# what do you think about bow hunting



## younghunter1014 (Apr 17, 2009)

hey what do you think


----------



## dakotashooter2 (Oct 31, 2003)

If your looking for recomendations as to whether you should start bowhunting a definate yes is the answer. Much more satisfying than gun hunting, often less pressure and more hours in the field. Most years I bowhunt straight through both (Gun and bow) seasons.


----------



## NDTerminator (Aug 20, 2003)

Love it, have had a bow in my hand since I was 5. Suffice to say that was a very long time ago...


----------



## Scott Schuchard (Nov 23, 2002)

Do it there is no rush or challenge like it. Get a good teacher and have fun.


----------



## hunter121390 (Nov 7, 2006)

i love bow hunting. id say go for it if that's what your asking. i started bow hunting 3 years ago and i'd rather bow hunt more than anything else.


----------



## Tator (Dec 10, 2005)

1 word

ADDICTING


----------



## djleye (Nov 14, 2002)

Tator said:


> 1 word
> 
> ADDICTING


Huge addiction. If you ain't hunting, you're shooting the bow!!!


----------



## farmerj (Jun 19, 2004)

Depending on who you talk to, It's safer and more responsible to use archery than a gun....

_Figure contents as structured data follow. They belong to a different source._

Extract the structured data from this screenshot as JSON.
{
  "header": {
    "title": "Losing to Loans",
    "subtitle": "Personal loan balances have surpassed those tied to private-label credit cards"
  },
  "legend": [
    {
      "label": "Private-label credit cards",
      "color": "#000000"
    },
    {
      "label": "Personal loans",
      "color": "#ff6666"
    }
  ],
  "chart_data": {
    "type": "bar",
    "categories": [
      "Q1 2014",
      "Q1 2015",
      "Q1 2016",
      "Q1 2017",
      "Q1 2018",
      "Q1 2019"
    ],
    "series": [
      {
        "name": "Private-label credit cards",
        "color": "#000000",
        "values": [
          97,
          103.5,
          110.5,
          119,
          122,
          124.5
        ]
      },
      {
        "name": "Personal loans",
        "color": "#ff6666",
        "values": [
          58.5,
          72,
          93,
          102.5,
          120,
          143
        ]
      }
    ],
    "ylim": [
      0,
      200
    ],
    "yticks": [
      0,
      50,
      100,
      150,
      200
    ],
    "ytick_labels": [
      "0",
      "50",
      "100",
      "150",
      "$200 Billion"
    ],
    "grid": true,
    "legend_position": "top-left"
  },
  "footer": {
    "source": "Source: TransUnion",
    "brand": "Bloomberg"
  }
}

Because it's an olympic sport.


----------



## crosshunt (Feb 10, 2009)

> Huge addiction. If you ain't hunting, you're shooting the bow!!!


i know when i first started bow hunting, before the season came in i was out shooting my bow after school every day till my arm got tired and i couldnt shoot anymore. and where i came from if you didnt bow hunt then you didnt really hunt that much because other than bow you only had about 2-3 weeks where it was shotgun or muzzle loader. you feel like youve accomplished something big too when you get a deer with a bow.


----------



## martin_shooter (Sep 27, 2008)

Its one think to shoot a deer with a rifle, but when you shoot a deer within 30 yards with a bow, its amazing. There is no feeling like hunting a deer with a bow. You have to know your game in much greater detail. The amount of work that goes into it becomes addicting. The first time you shoot a deer with a bow, no matter how big or small, it will be one of the best deer you ever shoot.


----------